Sibling rivalry was deemed a central force in the human story by Carl Jung. These fellows have known each other and competed for a decade and it is never over.
Each side will think they can do something better than the other.
This game seems like a battle of the ballers, a highlight reel, and at the end, the loser not in agony. A subplot is All Black selection and this is one reason we might see a man nobody is talking about now, named as man of the match.
Blues v Brumbies: Who is the Boss?
Cotter does not like his teams too happy; he wants them a bit angry. He and Craig McGrath (defence), Jason O’Halloran (attack), and veteran Wellington lock Paul Trio like to pick and stick. He wants pride. He wants grunt.
At times Hoskins Sotutu, Dalton Papali’i and Akira Ioane seemed determined to rob foes of their souls. Sotutu in particular may have sped Ardie Savea’s return from Japan. His arms seem to keep getting longer, his hands palming the Gilbert like a tennis ball, and over a thousand minutes, more highlights than a K Pop band’s hair. Papali’i has shed his nice guy vibe. Ioane is leaving to make a few bucks in France and perhaps qualify for another nation, so he will bring fire.
Mark Telea and Caleb Clarke are as lethal as any wing duo, including the Top 14, but it is the unheralded Harry Plummer (1,102 minutes) who is surpassing expectations. Some will say he had a cushioned ride behind the bruising boys up front, who kicked the front door down, stomped on it, flipped the divans, and rammed the fridge into oblivion (yet evading arrest) before he had to direct his potent backline with AJ Lam and now Stephen Perofeta backing him up. But this sells him short; Plummer plugged the leaks and found the fix.
He will face a canny operator in Lolesio and his mentor Bernie Larkham (he of the most modest 60% long time winning record in rugby). If one of these teams is to wrest territorial control of the semi it will likely be because one of the tens had an off day.
Pressure changes all of us; this time it is Lolesio who is the ‘been there done that’ flyhalf in the equation, even if he was rather foolishly deemed the fourth best ten in Australia last year by a sour old man whose surname rhymes with bones.

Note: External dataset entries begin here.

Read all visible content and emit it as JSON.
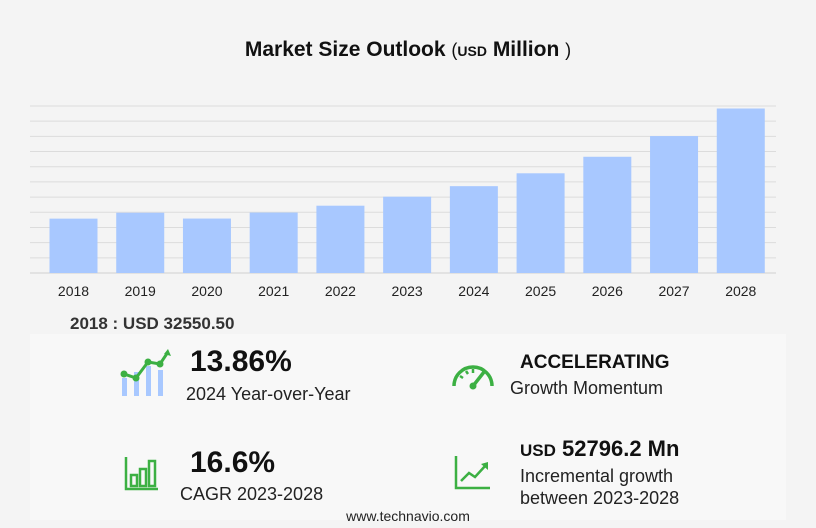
{
  "title": {
    "main": "Market Size Outlook",
    "open_paren": "(",
    "unit_small": "USD",
    "unit": "Million",
    "close_paren": ")"
  },
  "chart_data": {
    "type": "bar",
    "categories": [
      "2018",
      "2019",
      "2020",
      "2021",
      "2022",
      "2023",
      "2024",
      "2025",
      "2026",
      "2027",
      "2028"
    ],
    "values": [
      32550.5,
      36100,
      32600,
      36200,
      40300,
      45700,
      52000,
      59700,
      69600,
      82000,
      98500
    ],
    "ylim": [
      0,
      100000
    ],
    "grid": true,
    "bar_color": "#a8c8ff",
    "grid_color": "#dcdcdc"
  },
  "base_year": {
    "text": "2018 : USD  32550.50"
  },
  "kpis": {
    "yoy": {
      "value": "13.86%",
      "label": "2024 Year-over-Year"
    },
    "momentum": {
      "value": "ACCELERATING",
      "label": "Growth Momentum"
    },
    "cagr": {
      "value": "16.6%",
      "label": "CAGR 2023-2028"
    },
    "incremental": {
      "currency": "USD",
      "value": "52796.2 Mn",
      "label_line1": "Incremental growth",
      "label_line2": "between 2023-2028"
    }
  },
  "icons": {
    "yoy": "growth-chart-icon",
    "momentum": "speedometer-icon",
    "cagr": "bar-chart-icon",
    "incremental": "trend-line-icon"
  },
  "colors": {
    "accent_green": "#3cb043",
    "bar_blue": "#a8c8ff"
  },
  "footer": {
    "source": "www.technavio.com"
  }
}
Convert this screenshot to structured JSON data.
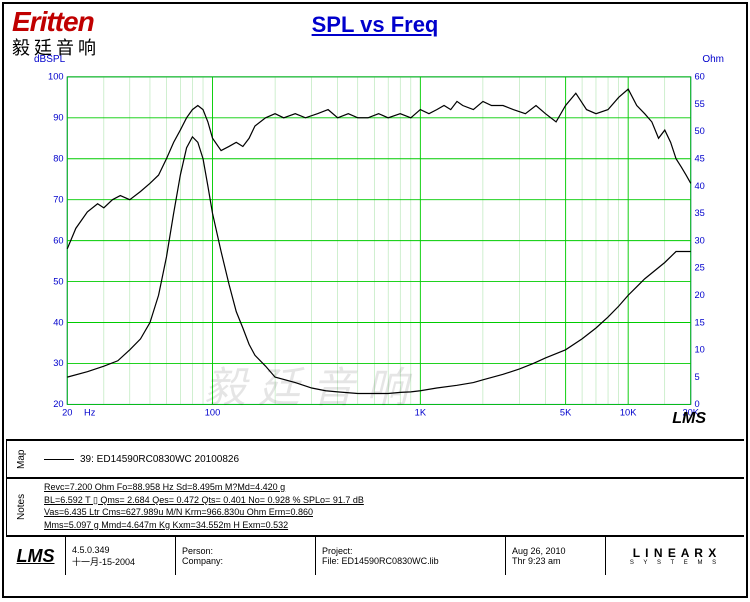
{
  "logo": {
    "main": "Eritten",
    "sub": "毅廷音响"
  },
  "title": "SPL vs Freq",
  "watermark": "毅廷音响",
  "chart_mark": "LMS",
  "axes": {
    "left_unit": "dBSPL",
    "right_unit": "Ohm",
    "x_unit": "Hz",
    "x_min": 20,
    "x_max": 20000,
    "x_scale": "log",
    "x_ticks": [
      20,
      100,
      1000,
      5000,
      10000,
      20000
    ],
    "x_tick_labels": [
      "20",
      "100",
      "1K",
      "5K",
      "10K",
      "20K"
    ],
    "x_minor": [
      30,
      40,
      50,
      60,
      70,
      80,
      90,
      200,
      300,
      400,
      500,
      600,
      700,
      800,
      900,
      2000,
      3000,
      4000,
      6000,
      7000,
      8000,
      9000,
      15000
    ],
    "y_left_min": 20,
    "y_left_max": 100,
    "y_left_step": 10,
    "y_right_min": 0,
    "y_right_max": 60,
    "y_right_step": 5,
    "axis_color": "#0000cc",
    "grid_color": "#00cc00",
    "grid_color_minor": "#99dd99",
    "line_color": "#000000",
    "background_color": "#ffffff",
    "axis_fontsize": 10
  },
  "series": {
    "spl": {
      "type": "line",
      "color": "#000000",
      "points": [
        [
          20,
          58
        ],
        [
          22,
          63
        ],
        [
          25,
          67
        ],
        [
          28,
          69
        ],
        [
          30,
          68
        ],
        [
          33,
          70
        ],
        [
          36,
          71
        ],
        [
          40,
          70
        ],
        [
          45,
          72
        ],
        [
          50,
          74
        ],
        [
          55,
          76
        ],
        [
          60,
          80
        ],
        [
          65,
          84
        ],
        [
          70,
          87
        ],
        [
          75,
          90
        ],
        [
          80,
          92
        ],
        [
          85,
          93
        ],
        [
          90,
          92
        ],
        [
          95,
          89
        ],
        [
          100,
          85
        ],
        [
          110,
          82
        ],
        [
          120,
          83
        ],
        [
          130,
          84
        ],
        [
          140,
          83
        ],
        [
          150,
          85
        ],
        [
          160,
          88
        ],
        [
          180,
          90
        ],
        [
          200,
          91
        ],
        [
          220,
          90
        ],
        [
          250,
          91
        ],
        [
          280,
          90
        ],
        [
          320,
          91
        ],
        [
          360,
          92
        ],
        [
          400,
          90
        ],
        [
          450,
          91
        ],
        [
          500,
          90
        ],
        [
          560,
          90
        ],
        [
          630,
          91
        ],
        [
          700,
          90
        ],
        [
          800,
          91
        ],
        [
          900,
          90
        ],
        [
          1000,
          92
        ],
        [
          1100,
          91
        ],
        [
          1200,
          92
        ],
        [
          1300,
          93
        ],
        [
          1400,
          92
        ],
        [
          1500,
          94
        ],
        [
          1600,
          93
        ],
        [
          1800,
          92
        ],
        [
          2000,
          94
        ],
        [
          2200,
          93
        ],
        [
          2500,
          93
        ],
        [
          2800,
          92
        ],
        [
          3200,
          91
        ],
        [
          3600,
          93
        ],
        [
          4000,
          91
        ],
        [
          4500,
          89
        ],
        [
          5000,
          93
        ],
        [
          5600,
          96
        ],
        [
          6300,
          92
        ],
        [
          7000,
          91
        ],
        [
          8000,
          92
        ],
        [
          9000,
          95
        ],
        [
          10000,
          97
        ],
        [
          11000,
          93
        ],
        [
          12000,
          91
        ],
        [
          13000,
          89
        ],
        [
          14000,
          85
        ],
        [
          15000,
          87
        ],
        [
          16000,
          84
        ],
        [
          17000,
          80
        ],
        [
          18000,
          78
        ],
        [
          19000,
          76
        ],
        [
          20000,
          74
        ]
      ]
    },
    "impedance": {
      "type": "line",
      "color": "#000000",
      "points_right": [
        [
          20,
          5
        ],
        [
          25,
          6
        ],
        [
          30,
          7
        ],
        [
          35,
          8
        ],
        [
          40,
          10
        ],
        [
          45,
          12
        ],
        [
          50,
          15
        ],
        [
          55,
          20
        ],
        [
          60,
          27
        ],
        [
          65,
          35
        ],
        [
          70,
          42
        ],
        [
          75,
          47
        ],
        [
          80,
          49
        ],
        [
          85,
          48
        ],
        [
          90,
          45
        ],
        [
          95,
          40
        ],
        [
          100,
          35
        ],
        [
          110,
          28
        ],
        [
          120,
          22
        ],
        [
          130,
          17
        ],
        [
          140,
          14
        ],
        [
          150,
          11
        ],
        [
          160,
          9
        ],
        [
          180,
          7
        ],
        [
          200,
          5
        ],
        [
          250,
          4
        ],
        [
          300,
          3
        ],
        [
          350,
          2.5
        ],
        [
          400,
          2.3
        ],
        [
          500,
          2
        ],
        [
          600,
          2
        ],
        [
          700,
          2
        ],
        [
          800,
          2.2
        ],
        [
          900,
          2.3
        ],
        [
          1000,
          2.5
        ],
        [
          1200,
          3
        ],
        [
          1500,
          3.5
        ],
        [
          1800,
          4
        ],
        [
          2000,
          4.5
        ],
        [
          2500,
          5.5
        ],
        [
          3000,
          6.5
        ],
        [
          3500,
          7.5
        ],
        [
          4000,
          8.5
        ],
        [
          5000,
          10
        ],
        [
          6000,
          12
        ],
        [
          7000,
          14
        ],
        [
          8000,
          16
        ],
        [
          9000,
          18
        ],
        [
          10000,
          20
        ],
        [
          12000,
          23
        ],
        [
          15000,
          26
        ],
        [
          17000,
          28
        ],
        [
          20000,
          28
        ]
      ]
    }
  },
  "legend": {
    "label": "39: ED14590RC0830WC  20100826"
  },
  "notes": {
    "line1": "Revc=7.200 Ohm  Fo=88.958 Hz  Sd=8.495m M?Md=4.420 g",
    "line2": "BL=6.592 T ▯  Qms= 2.684  Qes= 0.472  Qts= 0.401  No= 0.928 %  SPLo= 91.7 dB",
    "line3": "Vas=6.435 Ltr  Cms=627.989u M/N  Krm=966.830u Ohm  Erm=0.860",
    "line4": "Mms=5.097 g  Mmd=4.647m Kg  Kxm=34.552m H  Exm=0.532"
  },
  "footer": {
    "lms_label": "LMS",
    "version": "4.5.0.349",
    "date_cn": "十一月-15-2004",
    "person_label": "Person:",
    "company_label": "Company:",
    "project_label": "Project:",
    "file_label": "File:",
    "file_value": "ED14590RC0830WC.lib",
    "date": "Aug 26, 2010",
    "time": "Thr  9:23 am",
    "linearx": "L I N E A R X",
    "linearx_sub": "S Y S T E M S"
  },
  "labels": {
    "map": "Map",
    "notes": "Notes"
  }
}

Pack coach Ben Mowen might be one of the unsung heroes of the Brumbies season, but John Ulugia, Rod Seib and Larkham himself will be concerned with discipline.
If the Blues play their best game of the season they will win, no matter what the Brumbies do, but one thing the Canberra outfit knows how to do is help a foe play their worst game.
Muck the ruck, slash the tyres, wreck the spokes, make tackles as long as league, turn the jackler into a tackler, and turn the breakdown into a Pocock senatorial inquest. Kick with purpose, launch feral chase stampedes, and turn al dente Durbanite Ricci Riccitelli into kryptonite pasta; or something like that, in more of a Lord Laurie Fisher vernacular.
The Super Rugby Pacific playoffs kick off now and when the dust settles we will have our finalists. Warts and all, rebellions put down, crusades cancelled, and Lautaka the new Christchurch, this competition lurches into a climax of class.
These four teams are all in the top 12 in the world and on Sunday two of them will likely be top five.